Die Fahrt in die Spitze des Wolkenkratzers ist schmerzhaft. Der Druck steigt ab der 20. Etage spürbar an. In der 37. dann erstmal das Casino. Black Jack und Roulette. „Keine blauen Jeans und keine Sportschuhe, Sie sollten schon Abendgarderobe tragen”, erklärt die Servicvekraft.

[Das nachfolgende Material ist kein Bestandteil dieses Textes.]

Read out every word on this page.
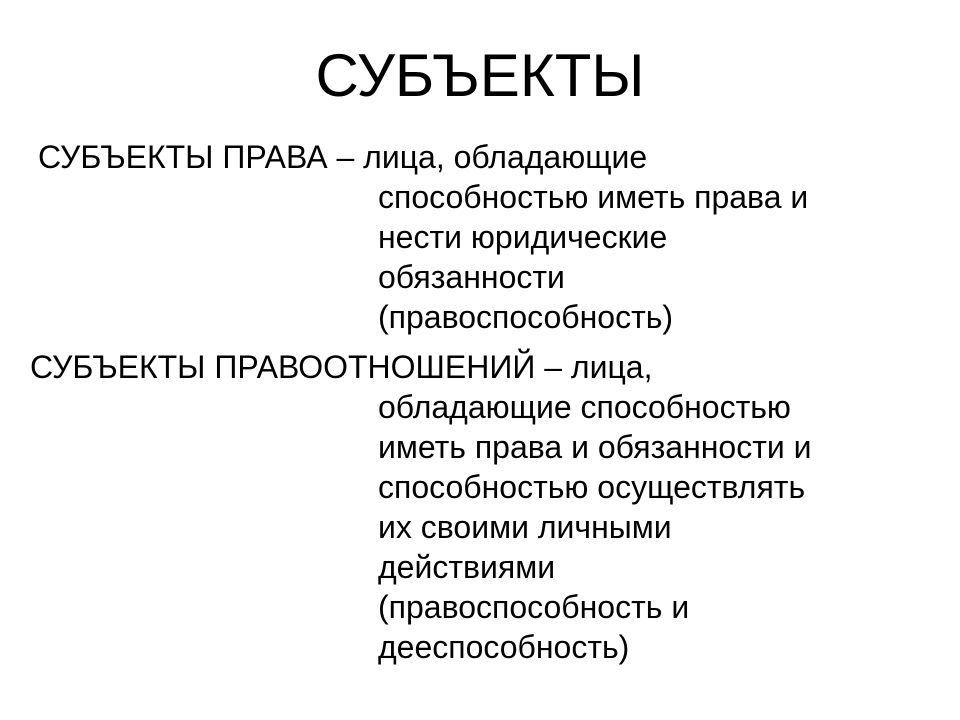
СУБЪЕКТЫ

СУБЪЕКТЫ ПРАВА – лица, обладающие
способностью иметь права и
нести юридические
обязанности
(правоспособность)

СУБЪЕКТЫ ПРАВООТНОШЕНИЙ – лица,
обладающие способностью
иметь права и обязанности и
способностью осуществлять
их своими личными
действиями
(правоспособность и
дееспособность)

Zwei Etagen tiefer liegt die Fichte-Suite. Nirgendwo ist der Fernsehturm größer. Die Fenster lassen sich nicht öffnen. „Da würde sich doch sonst jemand runterstürzen“, erklärt Robert, der mit seiner Kamera dicht auf das Fensterglas hält. Band 1, „Hotel Garni“ liegt aufgeschlagen auf dem Couchtisch, das passt. Robert, Grafiker und Fotograf, hat gleich am zweiten Tag hier gebadet, sonst nichts. „Immer, wenn ich in ein Hotelzimmer komme, muss ich erstmal baden“, schrieb er ins Gästebuch. Gisela hatte gestern das Gefühl, dass die Passanten auf dem Alexanderplatz sich von ihr beobachtet fühlen. „Aber das ist ja Quatsch, oder?“ Dann hat sie fast den ganzen Abend ferngesehen und nun ein schlechtes Gewissen. Der Zimmerservice, wird begeistert berichtet, bringe jeden Morgen vier Frühstücke, auch wenn nur einer da ist. Das Hotel-Erlebnis ist erstmal das Wichtigste. Die schwarzen Fichte- Klötze liegen wie Kohlen-Briketts im schmalen Flur aufgeschichtet, da, wo Zuhause die leeren Flaschen stehen. Doch sonst erinnert nichts an Zuhause. Und alles an das Forum Hotel: Die Logos sind noch auf die gesamte Zimmerausstattung geprägt. Ein Schwebezustand. Nicht nur für die Reisenden im „Berlin-Touropa“-Land.

Bis 8.3. im Park Inn-Hotel. Unter www.berlin-touropa.de werden täglich Bilder und andere Zeugnisse aus Zimmer 3508 abgelegt.